Chris Frew [00:08:20]:
It’s I guess a double-edged sword, as they say, right?

Matthew Stamm [00:08:23]:
Yes. Oh yeah, I was going to say it’s like all-new technology. It can produce tremendous good, but it can also produce lots of malicious uses. The technology itself isn’t inherently good or bad. It’s all in the hands of people using it. So we need to think very intentionally right now about how do we put up guardrails to prevent malicious uses. Because again, the technology isn’t good, but malicious actors now have a new tool.

Chris Frew [00:08:54]:
To do bad things well in general. Like you mentioned earlier, most people working in life science are here to create good for.

Matthew Stamm [00:09:02]:
Yes.

Chris Frew [00:09:03]:
So we have that to fall back on that. We’re in an industry where people are out to seek to do good and help so well. Matt, I really appreciate your time today. This is a really interesting discussion. I’m glad that you were here. Part of the Philly Builds Bio event here to share some of this.

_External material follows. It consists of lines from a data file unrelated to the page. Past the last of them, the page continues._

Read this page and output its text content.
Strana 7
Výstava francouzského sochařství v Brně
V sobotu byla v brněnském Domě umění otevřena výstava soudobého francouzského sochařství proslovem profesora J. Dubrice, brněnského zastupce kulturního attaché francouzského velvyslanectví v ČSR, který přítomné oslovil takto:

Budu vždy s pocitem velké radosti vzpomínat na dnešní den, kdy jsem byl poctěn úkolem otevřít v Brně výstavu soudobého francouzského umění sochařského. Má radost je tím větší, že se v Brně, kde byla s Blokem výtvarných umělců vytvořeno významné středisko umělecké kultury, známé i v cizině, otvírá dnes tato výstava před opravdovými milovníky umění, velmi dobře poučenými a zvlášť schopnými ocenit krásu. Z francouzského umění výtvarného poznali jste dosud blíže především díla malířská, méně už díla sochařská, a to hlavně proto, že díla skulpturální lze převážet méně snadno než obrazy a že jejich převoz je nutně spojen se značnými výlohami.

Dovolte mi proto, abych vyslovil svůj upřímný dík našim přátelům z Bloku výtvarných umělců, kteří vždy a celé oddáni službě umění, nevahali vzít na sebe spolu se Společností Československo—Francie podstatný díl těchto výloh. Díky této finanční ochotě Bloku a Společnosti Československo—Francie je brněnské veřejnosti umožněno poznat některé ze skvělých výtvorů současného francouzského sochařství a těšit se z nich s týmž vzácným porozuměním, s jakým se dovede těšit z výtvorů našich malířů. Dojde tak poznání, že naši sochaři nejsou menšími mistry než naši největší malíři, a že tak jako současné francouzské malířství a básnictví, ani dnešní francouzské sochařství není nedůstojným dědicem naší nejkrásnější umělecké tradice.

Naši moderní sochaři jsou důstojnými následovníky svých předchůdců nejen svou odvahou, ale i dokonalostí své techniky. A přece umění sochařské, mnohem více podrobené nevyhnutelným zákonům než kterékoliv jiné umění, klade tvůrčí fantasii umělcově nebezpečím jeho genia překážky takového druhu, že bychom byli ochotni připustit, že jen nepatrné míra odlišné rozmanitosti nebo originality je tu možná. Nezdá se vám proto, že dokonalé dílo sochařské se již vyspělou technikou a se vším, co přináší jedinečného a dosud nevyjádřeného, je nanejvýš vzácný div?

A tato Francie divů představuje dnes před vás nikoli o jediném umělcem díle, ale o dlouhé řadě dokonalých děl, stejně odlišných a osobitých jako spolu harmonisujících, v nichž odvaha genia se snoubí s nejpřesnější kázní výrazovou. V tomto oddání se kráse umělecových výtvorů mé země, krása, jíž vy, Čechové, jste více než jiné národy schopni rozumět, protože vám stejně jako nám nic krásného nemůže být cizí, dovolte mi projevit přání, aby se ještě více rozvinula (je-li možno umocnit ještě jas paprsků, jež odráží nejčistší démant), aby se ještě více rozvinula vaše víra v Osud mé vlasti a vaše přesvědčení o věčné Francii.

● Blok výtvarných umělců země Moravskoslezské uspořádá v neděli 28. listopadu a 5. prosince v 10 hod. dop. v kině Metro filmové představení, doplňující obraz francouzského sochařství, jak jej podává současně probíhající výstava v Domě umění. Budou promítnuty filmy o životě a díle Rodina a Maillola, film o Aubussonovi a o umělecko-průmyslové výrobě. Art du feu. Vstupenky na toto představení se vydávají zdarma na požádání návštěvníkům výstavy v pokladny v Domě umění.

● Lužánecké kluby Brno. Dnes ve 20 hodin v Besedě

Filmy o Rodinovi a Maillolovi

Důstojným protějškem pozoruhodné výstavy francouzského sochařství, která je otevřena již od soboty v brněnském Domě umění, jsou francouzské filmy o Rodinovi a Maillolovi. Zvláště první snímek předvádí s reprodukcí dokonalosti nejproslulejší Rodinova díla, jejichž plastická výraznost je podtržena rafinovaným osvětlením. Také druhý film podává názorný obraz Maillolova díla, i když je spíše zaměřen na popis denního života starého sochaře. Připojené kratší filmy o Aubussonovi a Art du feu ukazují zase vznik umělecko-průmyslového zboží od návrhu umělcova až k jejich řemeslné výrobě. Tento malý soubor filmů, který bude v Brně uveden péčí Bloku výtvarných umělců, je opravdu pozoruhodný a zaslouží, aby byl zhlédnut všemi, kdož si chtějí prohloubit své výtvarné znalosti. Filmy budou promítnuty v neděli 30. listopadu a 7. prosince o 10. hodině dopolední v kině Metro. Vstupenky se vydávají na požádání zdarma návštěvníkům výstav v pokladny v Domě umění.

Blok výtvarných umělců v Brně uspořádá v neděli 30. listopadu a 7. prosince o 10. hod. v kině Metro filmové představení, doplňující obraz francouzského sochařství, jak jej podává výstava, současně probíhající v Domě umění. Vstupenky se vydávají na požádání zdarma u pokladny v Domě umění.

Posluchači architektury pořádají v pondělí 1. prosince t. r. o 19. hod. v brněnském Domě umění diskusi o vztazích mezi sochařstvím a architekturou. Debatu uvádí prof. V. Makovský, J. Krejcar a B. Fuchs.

I know it’s a hot topic for a lot of people and a lot that many people are still learning about.

Matthew Stamm [00:09:26]:
Well, thank you so much for having me. I really appreciate the opportunity to talk about this.

Chris Frew [00:09:31]:
My pleasure. My name is Chris Frew. I’m the CEO of BioBuzz Networks, and we’re here live today at Philly Builds Bio.